Бубновый Туз прошел мимо. Навстречу ему поднималась женщина, держа за руку ребенка, который канючил: «Мама, мама…» Жюстиньен вышел из подъезда, мысли метеорами проносились в голове, он пытался понять, почему на душе у него теперь так спокойно и ясно. Бегите дальше, ищейки! Небо очистило меня. Я не мог упасть, я должен был прорваться… Господи, как прекрасен город с такой высоты! Невероятно — этот грязный город. Рыжие скалы, море, свобода, простор. Жюстиньен вспомнил — как о постороннем — о другом себе, который шел по этим улочкам, думая, не сходит ли он с ума, заслуживает ли он того, чтобы жить, заживут ли когда-нибудь его потаенные раны, который боялся своих рук, своих мыслей, своего отражения в витрине магазина, боялся посмотреть в чьи-то глаза — в те глаза, которые только и могли его спасти… «Можно сказать, я выздоравливаю от проклятой болезни… Болезни всего мира».
Последние двадцать лет Фелисьен Мюрье выезжал из Парижа лишь ненадолго, в Довиль, Кабур, Ниццу, где люди его круга со скуки ломали комедию друг перед другом. Порой его приглашали в Будапешт, Вену, Варшаву на литературные банкеты: удивительно, как глупо могут вести себя умные вроде бы люди на таких мероприятиях. Иногда он принимал приглашение погостить в деревне у какого-нибудь богатого библиофила, а там одиноко бродил по аллеям парка, тосковал на берегу реки, еще более унылой, чем Марна, беседовал с краснеющими деревенскими девушками, которые принимали его за доктора или кюре в гражданской одежде; создания соблазнительные, но застрявшие где-то между животным и растительным миром, да, к несчастью, слишком болтливые…

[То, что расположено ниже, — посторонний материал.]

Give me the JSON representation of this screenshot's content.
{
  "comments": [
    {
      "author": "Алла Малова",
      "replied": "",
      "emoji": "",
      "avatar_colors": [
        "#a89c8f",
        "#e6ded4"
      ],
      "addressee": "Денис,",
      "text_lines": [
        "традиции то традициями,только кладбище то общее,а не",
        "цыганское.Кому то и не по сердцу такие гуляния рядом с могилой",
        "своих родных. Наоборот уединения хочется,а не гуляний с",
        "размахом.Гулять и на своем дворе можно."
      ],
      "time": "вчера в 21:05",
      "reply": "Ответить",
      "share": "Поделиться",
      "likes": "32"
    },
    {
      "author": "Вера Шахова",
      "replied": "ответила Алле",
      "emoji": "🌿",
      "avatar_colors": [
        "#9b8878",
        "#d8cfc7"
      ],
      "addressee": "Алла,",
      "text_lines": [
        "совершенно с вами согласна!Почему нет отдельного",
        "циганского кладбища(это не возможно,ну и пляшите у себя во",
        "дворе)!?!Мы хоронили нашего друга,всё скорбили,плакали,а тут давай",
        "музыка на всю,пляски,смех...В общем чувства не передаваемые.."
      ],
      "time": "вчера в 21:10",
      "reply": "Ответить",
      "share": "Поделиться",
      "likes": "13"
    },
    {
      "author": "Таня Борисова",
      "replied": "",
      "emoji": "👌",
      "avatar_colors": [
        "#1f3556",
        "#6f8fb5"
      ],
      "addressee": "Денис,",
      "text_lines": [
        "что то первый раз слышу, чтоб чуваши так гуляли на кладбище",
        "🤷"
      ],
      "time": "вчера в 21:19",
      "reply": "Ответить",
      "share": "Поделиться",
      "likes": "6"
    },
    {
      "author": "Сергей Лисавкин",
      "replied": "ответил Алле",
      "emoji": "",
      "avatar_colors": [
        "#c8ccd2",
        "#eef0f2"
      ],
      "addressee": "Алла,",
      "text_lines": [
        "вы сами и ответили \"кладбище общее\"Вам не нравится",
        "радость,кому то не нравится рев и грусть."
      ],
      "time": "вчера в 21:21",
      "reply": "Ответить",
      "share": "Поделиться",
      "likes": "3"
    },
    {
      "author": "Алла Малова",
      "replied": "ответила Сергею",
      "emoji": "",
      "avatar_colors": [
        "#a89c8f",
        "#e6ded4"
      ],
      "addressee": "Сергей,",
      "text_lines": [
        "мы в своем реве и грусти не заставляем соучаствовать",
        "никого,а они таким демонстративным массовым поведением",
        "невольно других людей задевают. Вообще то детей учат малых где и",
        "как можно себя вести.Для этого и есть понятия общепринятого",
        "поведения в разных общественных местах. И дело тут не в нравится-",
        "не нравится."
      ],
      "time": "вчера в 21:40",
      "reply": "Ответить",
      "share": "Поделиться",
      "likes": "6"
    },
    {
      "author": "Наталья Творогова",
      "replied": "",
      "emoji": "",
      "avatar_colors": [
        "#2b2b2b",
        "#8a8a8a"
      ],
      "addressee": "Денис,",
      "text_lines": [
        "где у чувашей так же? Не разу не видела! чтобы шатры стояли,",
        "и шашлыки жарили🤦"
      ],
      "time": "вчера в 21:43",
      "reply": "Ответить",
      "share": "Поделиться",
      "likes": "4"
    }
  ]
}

Деревня хороша для Жан-Жака[215] да для вялых болезненных натур, на сотню лет отставших от жизни. Ламартин злоупотреблял этим, и потому многие его стихи трудно воспринимаются. Его озеро на самом деле — жалкий прудик, и изливаться в навевающем дремоту мурлыканье — значит признаваться, что за душою ничего нет. Либо Ламартин не умел любить, либо он был законченным лицемером, застегнутым на все пуговицы даже в постели и воспевающим элегический лунный свет, сидя в сортире. Сейчас не время для лунного света, это просто смешно. Насекомые и птицы не интересовали Фелисьена Мюрье, кроме парижских воробушков, чьи головки имели вид одновременно обывательский и хулиганский, — да и этих птах разогнали автомобили…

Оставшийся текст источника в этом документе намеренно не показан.